Production
New LNG Production Trains Announced for the Middle East
Ras Laffan Liquefied Natural Gas Company is planning to construct multiple LNG liquefaction trains at its Ras Laffan Industrial City location
Released Friday, May 21, 2004
Researched by Industrialinfo.com (Industrial Information Resources, Incorporated; Houston, Texas). Ras Laffan Liquefied Natural Gas Company (RasGas) (Doha, Qatar) is planning to construct multiple LNG liquefaction trains at its Ras Laffan Industrial City location. At a cost of over $2 billion apiece, the three additional trains will be some of the largest in the world with a production capacity of over 7.8 million tons per year each. The new trains will come online in a staggered fashion roughly one to one and a half years apart. The new trains will be designated train #5 (PEC 98890081), Train #6 (PEC 98890082) and train #7 (PEC 98890083).

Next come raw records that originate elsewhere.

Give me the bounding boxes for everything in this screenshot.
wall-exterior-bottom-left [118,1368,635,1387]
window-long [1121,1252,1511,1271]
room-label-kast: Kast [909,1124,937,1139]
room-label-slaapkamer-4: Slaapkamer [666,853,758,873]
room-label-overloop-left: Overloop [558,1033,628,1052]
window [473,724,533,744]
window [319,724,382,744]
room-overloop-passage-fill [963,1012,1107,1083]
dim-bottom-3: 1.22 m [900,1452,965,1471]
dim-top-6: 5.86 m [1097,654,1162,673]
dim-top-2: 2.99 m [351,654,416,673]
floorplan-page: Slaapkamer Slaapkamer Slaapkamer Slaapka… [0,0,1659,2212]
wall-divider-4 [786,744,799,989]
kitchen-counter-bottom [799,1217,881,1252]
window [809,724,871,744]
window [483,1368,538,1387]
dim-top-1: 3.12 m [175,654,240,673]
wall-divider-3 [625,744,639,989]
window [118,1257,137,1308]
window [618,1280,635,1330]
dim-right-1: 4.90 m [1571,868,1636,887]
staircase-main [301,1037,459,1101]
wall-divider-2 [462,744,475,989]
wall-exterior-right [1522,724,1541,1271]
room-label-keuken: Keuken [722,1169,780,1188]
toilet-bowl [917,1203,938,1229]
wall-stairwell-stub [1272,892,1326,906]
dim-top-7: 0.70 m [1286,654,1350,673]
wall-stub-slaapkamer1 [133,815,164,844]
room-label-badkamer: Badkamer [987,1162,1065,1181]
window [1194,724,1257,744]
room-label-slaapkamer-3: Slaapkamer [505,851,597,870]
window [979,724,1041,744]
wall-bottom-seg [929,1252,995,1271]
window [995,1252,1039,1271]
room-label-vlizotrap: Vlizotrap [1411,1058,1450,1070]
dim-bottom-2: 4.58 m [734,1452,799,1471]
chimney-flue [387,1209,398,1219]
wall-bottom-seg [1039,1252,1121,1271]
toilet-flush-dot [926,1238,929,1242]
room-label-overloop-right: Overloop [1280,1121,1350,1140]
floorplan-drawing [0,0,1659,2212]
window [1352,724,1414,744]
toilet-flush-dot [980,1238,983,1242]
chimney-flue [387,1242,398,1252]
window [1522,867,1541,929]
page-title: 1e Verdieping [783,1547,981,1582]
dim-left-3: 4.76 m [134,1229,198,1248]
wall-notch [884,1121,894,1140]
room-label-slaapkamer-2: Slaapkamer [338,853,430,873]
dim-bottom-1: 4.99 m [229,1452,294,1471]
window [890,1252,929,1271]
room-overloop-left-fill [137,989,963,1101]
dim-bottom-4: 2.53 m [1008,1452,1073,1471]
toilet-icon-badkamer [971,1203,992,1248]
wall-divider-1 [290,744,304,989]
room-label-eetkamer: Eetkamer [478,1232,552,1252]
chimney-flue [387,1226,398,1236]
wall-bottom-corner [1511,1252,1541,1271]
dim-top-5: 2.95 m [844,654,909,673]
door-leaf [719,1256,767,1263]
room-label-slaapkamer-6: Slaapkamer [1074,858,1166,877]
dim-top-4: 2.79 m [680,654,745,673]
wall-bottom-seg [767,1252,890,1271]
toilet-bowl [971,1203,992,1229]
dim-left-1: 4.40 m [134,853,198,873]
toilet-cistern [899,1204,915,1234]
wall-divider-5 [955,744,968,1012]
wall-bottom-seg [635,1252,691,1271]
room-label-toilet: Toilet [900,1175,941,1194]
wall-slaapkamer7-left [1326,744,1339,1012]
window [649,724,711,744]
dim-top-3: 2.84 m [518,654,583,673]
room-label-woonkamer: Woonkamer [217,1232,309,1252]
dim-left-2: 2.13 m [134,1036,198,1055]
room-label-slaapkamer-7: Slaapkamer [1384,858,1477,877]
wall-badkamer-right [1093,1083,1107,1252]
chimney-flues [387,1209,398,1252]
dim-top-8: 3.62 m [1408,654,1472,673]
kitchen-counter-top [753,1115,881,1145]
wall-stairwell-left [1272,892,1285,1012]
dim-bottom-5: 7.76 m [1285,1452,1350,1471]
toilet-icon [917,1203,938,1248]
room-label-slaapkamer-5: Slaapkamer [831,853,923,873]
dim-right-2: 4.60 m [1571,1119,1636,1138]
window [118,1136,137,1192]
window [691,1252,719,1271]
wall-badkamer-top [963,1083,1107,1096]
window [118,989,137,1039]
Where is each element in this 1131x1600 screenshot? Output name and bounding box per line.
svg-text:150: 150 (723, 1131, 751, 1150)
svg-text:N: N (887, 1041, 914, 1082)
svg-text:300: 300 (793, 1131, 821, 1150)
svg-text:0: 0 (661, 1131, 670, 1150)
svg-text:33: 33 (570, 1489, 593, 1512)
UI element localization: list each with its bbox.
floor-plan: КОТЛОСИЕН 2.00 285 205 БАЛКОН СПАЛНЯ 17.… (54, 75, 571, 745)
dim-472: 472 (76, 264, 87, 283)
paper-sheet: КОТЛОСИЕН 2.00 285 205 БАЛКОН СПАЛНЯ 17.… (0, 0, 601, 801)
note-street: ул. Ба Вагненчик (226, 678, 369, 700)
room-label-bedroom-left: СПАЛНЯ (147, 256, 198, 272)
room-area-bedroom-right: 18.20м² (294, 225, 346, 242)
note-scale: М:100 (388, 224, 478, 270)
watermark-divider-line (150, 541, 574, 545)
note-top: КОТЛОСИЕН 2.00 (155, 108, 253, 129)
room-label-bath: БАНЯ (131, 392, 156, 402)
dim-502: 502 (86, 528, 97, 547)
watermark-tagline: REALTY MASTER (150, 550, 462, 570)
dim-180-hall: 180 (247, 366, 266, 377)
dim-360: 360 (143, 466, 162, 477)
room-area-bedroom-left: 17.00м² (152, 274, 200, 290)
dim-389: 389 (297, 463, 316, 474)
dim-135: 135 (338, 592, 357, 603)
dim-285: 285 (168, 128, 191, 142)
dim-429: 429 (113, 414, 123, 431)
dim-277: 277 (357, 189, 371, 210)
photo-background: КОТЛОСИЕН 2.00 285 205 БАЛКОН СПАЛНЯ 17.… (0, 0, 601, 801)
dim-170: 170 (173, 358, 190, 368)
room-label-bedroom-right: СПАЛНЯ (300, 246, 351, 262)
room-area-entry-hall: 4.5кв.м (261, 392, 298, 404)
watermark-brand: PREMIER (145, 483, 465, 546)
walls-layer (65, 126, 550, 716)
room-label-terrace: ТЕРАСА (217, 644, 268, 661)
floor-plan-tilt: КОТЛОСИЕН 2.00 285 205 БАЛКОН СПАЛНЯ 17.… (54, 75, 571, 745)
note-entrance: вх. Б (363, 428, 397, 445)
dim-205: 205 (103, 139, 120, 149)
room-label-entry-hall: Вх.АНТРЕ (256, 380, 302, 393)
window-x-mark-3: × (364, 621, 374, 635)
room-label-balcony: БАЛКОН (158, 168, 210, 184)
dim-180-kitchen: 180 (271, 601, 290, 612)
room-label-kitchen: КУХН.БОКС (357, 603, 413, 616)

Design on train five is complete and RasGas expects to select an E+P+C contractor in the summer of 2004. Construction on train five will commence in early 2005 with completion targeted for some time in 2007. Construction will start on train six in 2006 and train seven in 2007. RasGas is a joint venture of Qatar Petroleum (Doha Qatar) with seventy percent ownership and ExxonMobil (NYSE:XOM)(Irving, Texas) holding the remaining thirty percent. The multibillion-dollar investment by ExxonMobil is part of the companies $25 billion global LNG investment scheme. The LNG produced by these new trains will supply the growing LNG markets in Europe and the U.S.